Attualità (29-01-2017)

SEGUIRE GESU’ RENDE FELICI?

Si può essere felici seguendo un altro e non se stessi? Ecco un vero e proprio tabù da cui oggi facciamo fatica a liberarci: la vera felicità non è una forma di autorealizzazione, anche se, ovviamente, suppone sempre un concorso attivo e responsabile del soggetto. Non può esserlo, non tanto per il carattere laborioso e fragile del mio coinvolgimento personale, quanto perché in questo caso lo stato di appagamento che dovrebbe farci felici sarebbe inevitabilmente circoscritto al mio orizzonte esistenziale: alle mie attese, ai miei bisogni, ai miei sogni…
A partire unicamente da me io posso protendermi verso una felicità che, al più, tende a massimizzare le mie esperienze, ad aumentarle. Non è possibile, in altre parole, aspirare a una felicità totalmente altra senza essere disposti a lasciarsi toccare, visitare, stupire dal Totalmente Altro. La vera differenza da cui dipende la vera felicità, ancora una volta, è sempre quella tra finito e infinito. E’ la trascendenza che fa la differenza. Una felicità veramente altra, per cui la tradizione cristiana ha privilegiato il lessico della beatitudine, può provenire solo dall’alto: è quella che si raggiunge come frutto di un dono gratuito e infinitamente misericordioso, che ci lascia senza fiato e scarta rispetto alla logica cristiana mondana della convenienza, dello scambio, del do ut des. Per questo dobbiamo sempre chiederci verso quale Gesù siamo in cammino: il taumaturgo che ci risolve magicamente ogni problema, proiezione evidente delle nostre manie di grandezza, oppure il maestro che ci precede e ci accompagna, con un amore che salva perché non arretra sulla via del Golgota, attraversando l’ultima frontiera della morte?
Certamente ,l’incontro con Gesù richiede un ascolto umile e costante della Parola, saldamente ancorato dentro un contesto ecclesiale, guadagnato attraverso un percorso esigente e metodico.
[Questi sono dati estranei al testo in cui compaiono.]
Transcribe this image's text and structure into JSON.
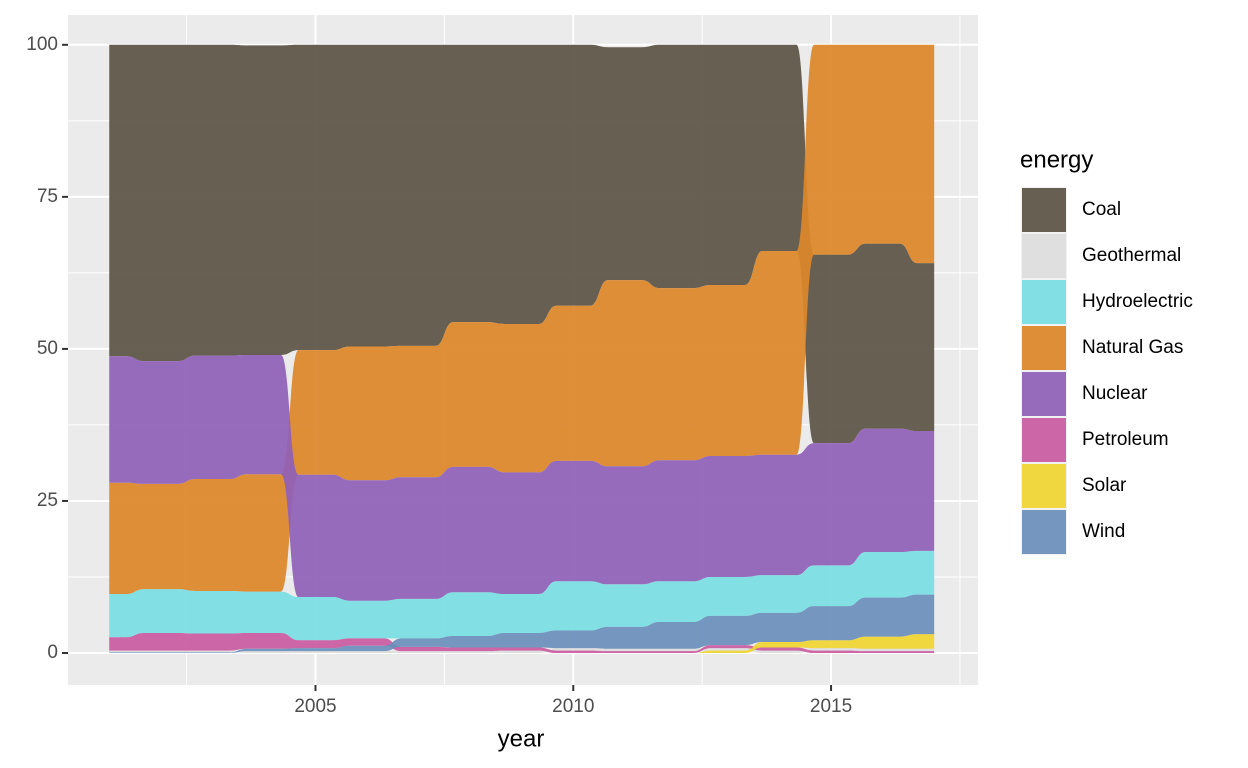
{
  "chart_data": {
    "type": "ranked-stream",
    "x_label": "year",
    "legend_title": "energy",
    "x": [
      2001,
      2002,
      2003,
      2004,
      2005,
      2006,
      2007,
      2008,
      2009,
      2010,
      2011,
      2012,
      2013,
      2014,
      2015,
      2016,
      2017
    ],
    "series": [
      {
        "name": "Coal",
        "color": "#5c5546",
        "values": [
          51.2,
          52,
          51.1,
          50.9,
          50.2,
          49.6,
          49.5,
          45.6,
          45.9,
          42.9,
          38.3,
          40.0,
          39.5,
          33.9,
          31.0,
          30.4,
          27.6
        ]
      },
      {
        "name": "Geothermal",
        "color": "#dedede",
        "values": [
          0.3,
          0.3,
          0.3,
          0.3,
          0.3,
          0.3,
          0.3,
          0.3,
          0.4,
          0.4,
          0.4,
          0.4,
          0.4,
          0.4,
          0.4,
          0.4,
          0.4
        ]
      },
      {
        "name": "Hydroelectric",
        "color": "#7adfe3",
        "values": [
          7.1,
          7.2,
          7.0,
          6.8,
          7.1,
          6.2,
          6.5,
          7.2,
          6.4,
          8.1,
          7.0,
          6.7,
          6.4,
          6.2,
          6.7,
          7.5,
          7.2
        ]
      },
      {
        "name": "Natural Gas",
        "color": "#dd8729",
        "values": [
          18.3,
          17.3,
          18.4,
          19.3,
          20.5,
          22.0,
          21.6,
          23.8,
          24.4,
          25.5,
          30.6,
          28.3,
          28.1,
          33.5,
          34.5,
          32.7,
          35.9
        ]
      },
      {
        "name": "Nuclear",
        "color": "#9061b7",
        "values": [
          20.8,
          20.2,
          20.3,
          19.6,
          20.1,
          19.8,
          20.0,
          20.6,
          20.0,
          19.8,
          19.4,
          19.9,
          19.9,
          19.8,
          20.1,
          20.3,
          19.7
        ]
      },
      {
        "name": "Petroleum",
        "color": "#c95ba1",
        "values": [
          2.2,
          2.9,
          2.8,
          2.6,
          1.3,
          1.2,
          0.7,
          0.6,
          0.5,
          0.4,
          0.3,
          0.3,
          0.5,
          0.5,
          0.4,
          0.3,
          0.3
        ]
      },
      {
        "name": "Solar",
        "color": "#f0d431",
        "values": [
          0,
          0,
          0,
          0,
          0,
          0,
          0,
          0,
          0,
          0,
          0,
          0,
          0.4,
          0.9,
          1.3,
          2.0,
          2.4
        ]
      },
      {
        "name": "Wind",
        "color": "#6a8fbb",
        "values": [
          0.1,
          0.1,
          0.1,
          0.4,
          0.5,
          0.9,
          1.4,
          1.9,
          2.4,
          2.9,
          3.6,
          4.4,
          4.8,
          4.8,
          5.6,
          6.4,
          6.5
        ]
      }
    ],
    "xlim": [
      2000.2,
      2017.85
    ],
    "xticks": [
      2005,
      2010,
      2015
    ],
    "ylim": [
      -5.26,
      104.9
    ],
    "yticks": [
      0,
      25,
      50,
      75,
      100
    ],
    "grid": true
  }
}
Ma è parte integrante di questo percorso una verifica intorno ai pregiudizi e alle riserve mentali con cui possiamo mortificare e soffocare sul nascere quest’avventura spirituale. Non dobbiamo mettere troppi paletti alla nostra sete di felicità: rinunciare all’infinito per non staccarci dalle seduzioni del finto è il peggiore autogol che si possa commettere: “essere solo uomo, ha scritto il teologo gesuita canadese Bernard Lonergan, è quanto l’uomo non può essere”.